除了刪除 Unicode 和停止詞外,還有幾個術語需要刪除,包括提及、哈希標記、鏈接、標點符號等。
要去除這些,如果我們僅依賴于已經定義的字符,很難做到這些操作。因此,我們需要通過使用正則表達式(Regex)來匹配我們想要的術語的模式。
Regex 是一個特殊的字符串,它包含一個可以匹配與該模式相關聯的單詞的模式。通過使用名為 re. 的 Python 庫搜索或刪除這些模式。以下為實現代碼:
- import re
- # 刪除提及
- x = "@DDNewsLive @NitishKumar and @ArvindKejriwal can't survive without referring @@narendramodi . Without Mr Modi they are BIG ZEROS"
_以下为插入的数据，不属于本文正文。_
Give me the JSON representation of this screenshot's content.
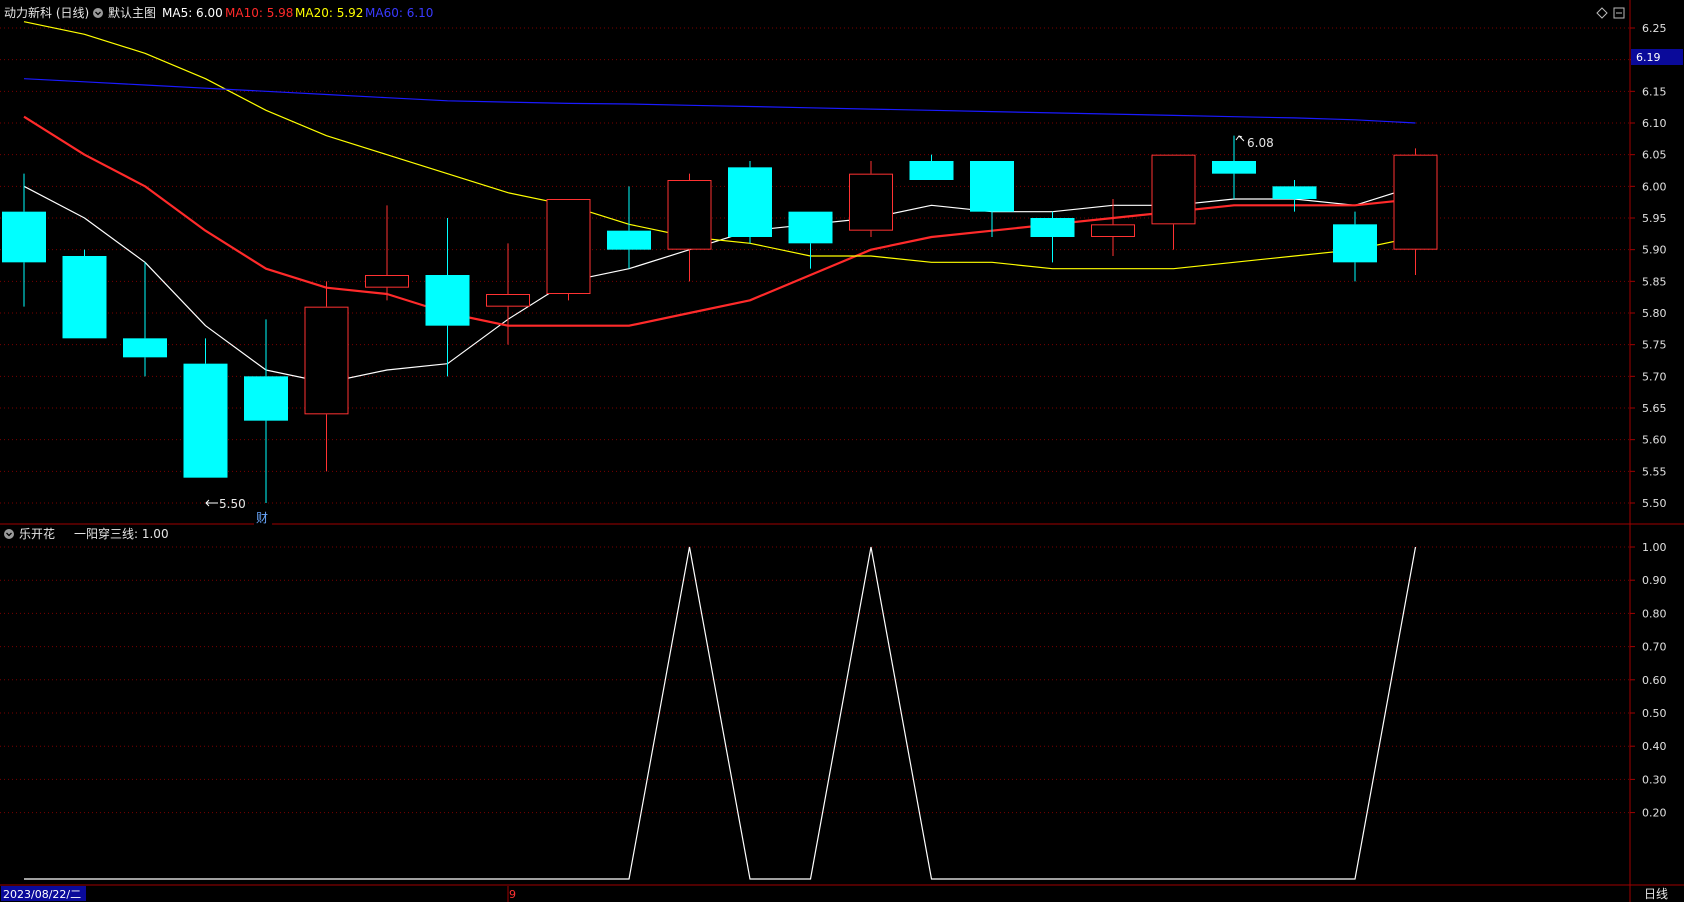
{
  "main_panel": {
    "stock_name": "动力新科 (日线)",
    "template_label": "默认主图",
    "ma_labels": [
      {
        "text": "MA5: 6.00",
        "color": "#ffffff"
      },
      {
        "text": "MA10: 5.98",
        "color": "#ff2a2a"
      },
      {
        "text": "MA20: 5.92",
        "color": "#ffff00"
      },
      {
        "text": "MA60: 6.10",
        "color": "#1a1aff"
      }
    ],
    "price_tag": "6.19",
    "high_annotation": "6.08",
    "low_annotation": "5.50",
    "finance_marker": "财"
  },
  "sub_panel": {
    "indicator_name": "乐开花",
    "indicator_label": "一阳穿三线: 1.00"
  },
  "footer": {
    "start_date": "2023/08/22/二",
    "month_marker": "9",
    "period_label": "日线"
  },
  "colors": {
    "up": "#ff3232",
    "down": "#00ffff",
    "ma5": "#ffffff",
    "ma10": "#ff2a2a",
    "ma20": "#ffff00",
    "ma60": "#1a1aff",
    "grid": "#7a0000",
    "frame": "#a00000"
  },
  "chart_data": [
    {
      "type": "candlestick",
      "title": "动力新科 (日线)",
      "ylim": [
        5.47,
        6.27
      ],
      "y_ticks": [
        "6.25",
        "6.20",
        "6.15",
        "6.10",
        "6.05",
        "6.00",
        "5.95",
        "5.90",
        "5.85",
        "5.80",
        "5.75",
        "5.70",
        "5.65",
        "5.60",
        "5.55",
        "5.50"
      ],
      "candles": [
        {
          "open": 5.96,
          "high": 6.02,
          "low": 5.81,
          "close": 5.88
        },
        {
          "open": 5.89,
          "high": 5.9,
          "low": 5.76,
          "close": 5.76
        },
        {
          "open": 5.76,
          "high": 5.88,
          "low": 5.7,
          "close": 5.73
        },
        {
          "open": 5.72,
          "high": 5.76,
          "low": 5.54,
          "close": 5.54
        },
        {
          "open": 5.7,
          "high": 5.79,
          "low": 5.5,
          "close": 5.63
        },
        {
          "open": 5.64,
          "high": 5.85,
          "low": 5.55,
          "close": 5.81
        },
        {
          "open": 5.84,
          "high": 5.97,
          "low": 5.82,
          "close": 5.86
        },
        {
          "open": 5.86,
          "high": 5.95,
          "low": 5.7,
          "close": 5.78
        },
        {
          "open": 5.81,
          "high": 5.91,
          "low": 5.75,
          "close": 5.83
        },
        {
          "open": 5.83,
          "high": 5.98,
          "low": 5.82,
          "close": 5.98
        },
        {
          "open": 5.93,
          "high": 6.0,
          "low": 5.87,
          "close": 5.9
        },
        {
          "open": 5.9,
          "high": 6.02,
          "low": 5.85,
          "close": 6.01
        },
        {
          "open": 6.03,
          "high": 6.04,
          "low": 5.91,
          "close": 5.92
        },
        {
          "open": 5.96,
          "high": 5.96,
          "low": 5.87,
          "close": 5.91
        },
        {
          "open": 5.93,
          "high": 6.04,
          "low": 5.92,
          "close": 6.02
        },
        {
          "open": 6.04,
          "high": 6.05,
          "low": 6.01,
          "close": 6.01
        },
        {
          "open": 6.04,
          "high": 6.04,
          "low": 5.92,
          "close": 5.96
        },
        {
          "open": 5.95,
          "high": 5.96,
          "low": 5.88,
          "close": 5.92
        },
        {
          "open": 5.92,
          "high": 5.98,
          "low": 5.89,
          "close": 5.94
        },
        {
          "open": 5.94,
          "high": 6.05,
          "low": 5.9,
          "close": 6.05
        },
        {
          "open": 6.04,
          "high": 6.08,
          "low": 5.98,
          "close": 6.02
        },
        {
          "open": 6.0,
          "high": 6.01,
          "low": 5.96,
          "close": 5.98
        },
        {
          "open": 5.94,
          "high": 5.96,
          "low": 5.85,
          "close": 5.88
        },
        {
          "open": 5.9,
          "high": 6.06,
          "low": 5.86,
          "close": 6.05
        }
      ],
      "series": [
        {
          "name": "MA5",
          "color": "#ffffff",
          "values": [
            6.0,
            5.95,
            5.88,
            5.78,
            5.71,
            5.69,
            5.71,
            5.72,
            5.79,
            5.85,
            5.87,
            5.9,
            5.93,
            5.94,
            5.95,
            5.97,
            5.96,
            5.96,
            5.97,
            5.97,
            5.98,
            5.98,
            5.97,
            6.0
          ]
        },
        {
          "name": "MA10",
          "color": "#ff2a2a",
          "values": [
            6.11,
            6.05,
            6.0,
            5.93,
            5.87,
            5.84,
            5.83,
            5.8,
            5.78,
            5.78,
            5.78,
            5.8,
            5.82,
            5.86,
            5.9,
            5.92,
            5.93,
            5.94,
            5.95,
            5.96,
            5.97,
            5.97,
            5.97,
            5.98
          ]
        },
        {
          "name": "MA20",
          "color": "#ffff00",
          "values": [
            6.26,
            6.24,
            6.21,
            6.17,
            6.12,
            6.08,
            6.05,
            6.02,
            5.99,
            5.97,
            5.94,
            5.92,
            5.91,
            5.89,
            5.89,
            5.88,
            5.88,
            5.87,
            5.87,
            5.87,
            5.88,
            5.89,
            5.9,
            5.92
          ]
        },
        {
          "name": "MA60",
          "color": "#1a1aff",
          "values": [
            6.17,
            6.165,
            6.16,
            6.155,
            6.15,
            6.145,
            6.14,
            6.135,
            6.133,
            6.131,
            6.13,
            6.128,
            6.126,
            6.124,
            6.122,
            6.12,
            6.118,
            6.116,
            6.114,
            6.112,
            6.11,
            6.108,
            6.105,
            6.1
          ]
        }
      ]
    },
    {
      "type": "line",
      "title": "乐开花",
      "ylim": [
        0.0,
        1.03
      ],
      "y_ticks": [
        "1.00",
        "0.90",
        "0.80",
        "0.70",
        "0.60",
        "0.50",
        "0.40",
        "0.30",
        "0.20"
      ],
      "series": [
        {
          "name": "一阳穿三线",
          "color": "#ffffff",
          "values": [
            0,
            0,
            0,
            0,
            0,
            0,
            0,
            0,
            0,
            0,
            0,
            1,
            0,
            0,
            1,
            0,
            0,
            0,
            0,
            0,
            0,
            0,
            0,
            1
          ]
        }
      ]
    }
  ]
}
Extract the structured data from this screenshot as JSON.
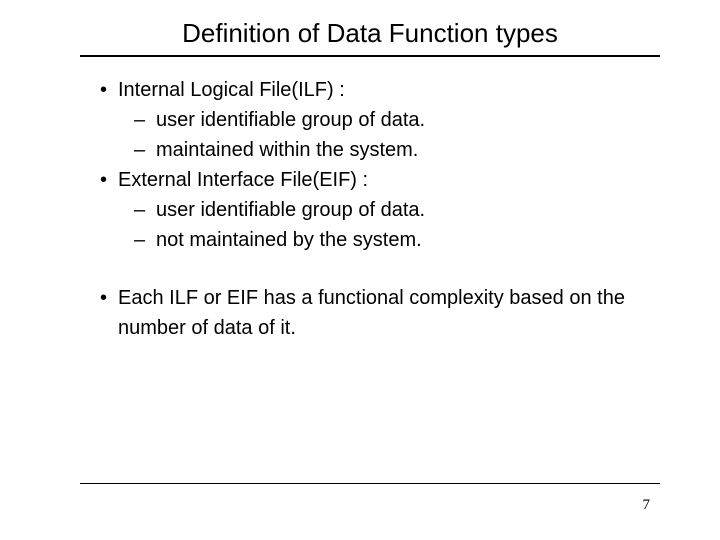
{
  "title": "Definition of Data Function types",
  "bullets": {
    "b1": "Internal Logical File(ILF) :",
    "b1_1": "user identifiable group of data.",
    "b1_2": "maintained within the system.",
    "b2": "External Interface File(EIF) :",
    "b2_1": "user identifiable group of data.",
    "b2_2": "not maintained by the system.",
    "b3": "Each ILF or EIF has a functional complexity based on the number of data of it."
  },
  "page_number": "7"
}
- x = re.sub("@\S+", " ", x)
- print(x)
- >>> and can't survive without referring . Without Mr Modi they are BIG ZEROS
- # 刪除 URL 鏈接
- x = "Severe Thunderstorm pictures from across the Mid-South http://t.co/UZWLgJQzNS"
- x = re.sub("https*\S+", " ", x)
- print(x)
- >>> Severe Thunderstorm pictures from across the Mid-South
- # 刪除標簽
- x = "Are people not concerned that after #SLAB's obliteration in Scotland #Labour UK is ripping itself apart over #Labourleadership contest?"
- x = re.sub("#\S+", " ", x)
- print(x)
- >>> Are people not concerned that after obliteration in Scotland UK is ripping itself apart over contest?
- # 刪除記號和下一個字符
- x = "Notley's tactful yet very direct response to Harper's attack on Alberta's gov't. Hell YEAH Premier! http://t.co/rzSUlzMOkX #ableg #cdnpoli"
- x = re.sub("\'\w+", '', x)
- print(x)
- >>> Notley tactful yet very direct response to Harper attack on Alberta gov. Hell YEAH Premier! http://t.co/rzSUlzMOkX #ableg #cdnpoli
- # 刪除標點符號
- x = "In 2014 I will only smoke crqck if I becyme a mayor. This includes Foursquare."
- x = re.sub('[%s]' % re.escape(string.punctuation), ' ', x)
- print(x)
- >>> In 2014 I will only smoke crqck if I becyme a mayor. This includes Foursquare.
- # 刪除數字
- x = "C-130 specially modified to land in a stadium and rescue hostages in Iran in 1980... http://t.co/tNI92fea3u http://t.co/czBaMzq3gL"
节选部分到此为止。